From: http://www.linuxjournal.com/article/10437 ...

"Kroll is the microkernel that powers Titanium and extends the
framework. This compact microkernel, written in C++, is a
cross-language, cross-platform “binding” and invocation framework that
enables mixing and matching code within the kernel. All the features
that Titanium exposes are accomplished via Kroll modules. By using
Kroll, Titanium gains the ability to support a multitude of languages
and technologies. And, because Kroll is fully extensible, anyone can
add more features to the platform, using any technology. You don't
need to be a C++ guru to extend Titanium. You can create new modules
using Python and Ruby, or even just plain-old JavaScript."

"Because Titanium is distributed under the open-source Apache Public
License v2, you can download the source code, play with it, fork it
and extend it. It's this extensibility that makes Titanium a platform
that developers can grow with in the future. The platform can morph
and evolve into different forms as new needs emerge. "

>>
>> To make a long story short, here's a list of things I'd like to see in
>> scripting (and for the most of them I even have an idea of how to code
>> them ;)):
>> 1) Give scripts a way to obtain a handle to their TWScript obj (the
>> pointer is in TWScriptAPI already, anyway)
>
> That's easy, I guess; what do you expect it to be used for?
>
I am also fascinated by this one, what have you got up your sleeve for
us here Stefan?

>>
>> 2) Provide a per-script list/hash of "globals", i.e. of QVariant
>> objects; this would give us the possibility to pass data between
>> successive invocations of the same script (need to think about data
>> lifetime here; possibly need to find a way to clone objects)
>
> How about also having an application-wide collection of such globals, so
> that it's possible for a group of related scripts to share data?
>

Introduce savable/persistent namespace objects that could be caled
from any script?

>>
>> 3) Add the possibility to call functions defined in a script from C++
>>

Would we need a standarised script format for such?
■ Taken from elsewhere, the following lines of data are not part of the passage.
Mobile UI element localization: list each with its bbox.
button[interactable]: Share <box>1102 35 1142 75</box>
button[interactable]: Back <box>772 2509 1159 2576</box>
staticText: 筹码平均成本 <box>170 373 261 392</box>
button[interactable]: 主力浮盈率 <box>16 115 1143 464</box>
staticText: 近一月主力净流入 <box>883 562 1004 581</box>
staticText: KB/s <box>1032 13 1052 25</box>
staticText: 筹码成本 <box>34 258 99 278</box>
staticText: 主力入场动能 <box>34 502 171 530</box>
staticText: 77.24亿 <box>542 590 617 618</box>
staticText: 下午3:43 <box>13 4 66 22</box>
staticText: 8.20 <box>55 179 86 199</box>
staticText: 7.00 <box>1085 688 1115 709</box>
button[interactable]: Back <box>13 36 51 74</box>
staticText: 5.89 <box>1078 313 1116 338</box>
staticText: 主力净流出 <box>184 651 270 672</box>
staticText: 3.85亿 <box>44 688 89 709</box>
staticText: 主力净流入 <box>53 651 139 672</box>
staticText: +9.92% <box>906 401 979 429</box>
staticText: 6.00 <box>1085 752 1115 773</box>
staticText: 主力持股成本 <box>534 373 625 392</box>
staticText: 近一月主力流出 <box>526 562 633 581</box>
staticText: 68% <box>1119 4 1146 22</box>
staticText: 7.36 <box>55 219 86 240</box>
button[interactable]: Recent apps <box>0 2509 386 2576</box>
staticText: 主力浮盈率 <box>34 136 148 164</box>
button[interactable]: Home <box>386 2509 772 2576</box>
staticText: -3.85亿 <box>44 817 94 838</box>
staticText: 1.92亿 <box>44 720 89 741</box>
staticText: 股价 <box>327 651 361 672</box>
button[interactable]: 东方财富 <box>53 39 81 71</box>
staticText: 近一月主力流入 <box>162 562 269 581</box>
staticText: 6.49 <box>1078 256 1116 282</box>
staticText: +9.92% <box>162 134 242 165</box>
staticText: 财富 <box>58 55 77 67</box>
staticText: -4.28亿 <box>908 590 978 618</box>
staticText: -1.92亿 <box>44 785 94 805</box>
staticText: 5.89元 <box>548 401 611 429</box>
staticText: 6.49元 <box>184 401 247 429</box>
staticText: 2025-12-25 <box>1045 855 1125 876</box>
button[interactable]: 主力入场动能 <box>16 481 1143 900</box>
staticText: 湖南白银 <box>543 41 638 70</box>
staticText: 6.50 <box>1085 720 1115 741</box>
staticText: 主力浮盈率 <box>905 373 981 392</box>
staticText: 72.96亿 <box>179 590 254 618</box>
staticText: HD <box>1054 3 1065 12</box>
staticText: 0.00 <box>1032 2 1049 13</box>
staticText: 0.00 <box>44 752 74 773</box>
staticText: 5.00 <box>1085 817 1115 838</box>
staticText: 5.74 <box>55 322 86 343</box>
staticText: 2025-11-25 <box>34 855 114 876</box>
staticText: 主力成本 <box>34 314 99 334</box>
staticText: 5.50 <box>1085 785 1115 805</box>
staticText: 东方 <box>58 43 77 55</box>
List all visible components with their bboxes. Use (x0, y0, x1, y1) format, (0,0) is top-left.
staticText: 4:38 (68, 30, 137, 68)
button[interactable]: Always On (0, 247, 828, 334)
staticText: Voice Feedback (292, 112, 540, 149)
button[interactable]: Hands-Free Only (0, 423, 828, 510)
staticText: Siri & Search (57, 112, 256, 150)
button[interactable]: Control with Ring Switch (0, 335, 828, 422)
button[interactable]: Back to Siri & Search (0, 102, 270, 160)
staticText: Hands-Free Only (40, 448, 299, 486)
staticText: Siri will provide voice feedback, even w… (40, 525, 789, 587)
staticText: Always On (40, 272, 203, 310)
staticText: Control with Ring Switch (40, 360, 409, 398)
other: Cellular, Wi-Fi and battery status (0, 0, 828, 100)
>> 4) Make it possible to connect C++ signals to script slots (it should
>> already be working for QtScript; for the others we need some tricks -
>> possibly create a dummy QtScript object to connect to which passes on
>> the signals to the real script)
>
> Yes; I presume this would allow non-modal script-created windows to do more
> interesting things in response to controls. (You can do a few things
> already, by connecting signals in the UI widgets to slots within the
> application. But that's very limited, as it doesn't allow the script to
> intervene and customize things.)
> I've been wondering if we should in some way allow scripts to be "attached"
> to the windows they create in this situation. But perhaps that's not
> necessary. If the script object is deleted/replaced while the connected
> widgets are still around, the connections will break, but no real harm
> should follow - the user would just have to close and re-instantiate the
> window to get it working again.
>

Sounds like wizards on the way :)

>>
>> 5) Introduce a new script type ("multi", "mixed", ... ideas welcome)
>> that defines only functions. There is one special function (e.g. init())
>> that gets called when the TWScript object is created. Its purpose is to
>> register menu items, toolbar items, hooks, ... (whatever comes to mind).
>> Each of them gets connected to a function provided by the script.
>
> ScriptType: library
> Defines functions for use as hooks, callback slots, whatever....
> No need for a magic init() function: the "main program" of the script is
> executed on load, and can do whatever setup is desired.
> Or maybe we should have both initialize() and terminate() functions; the
> latter provides an opportunity for the script library to do last-minute
> things before the app shuts down, such as saving its globals to a .ini file,
> to be read by initialize() next time it is loaded.
>

" saving its globals to a .ini file"  -- perhaps JSON if the scripts
need to read it, or would Tw handle this reinstantation (sp)?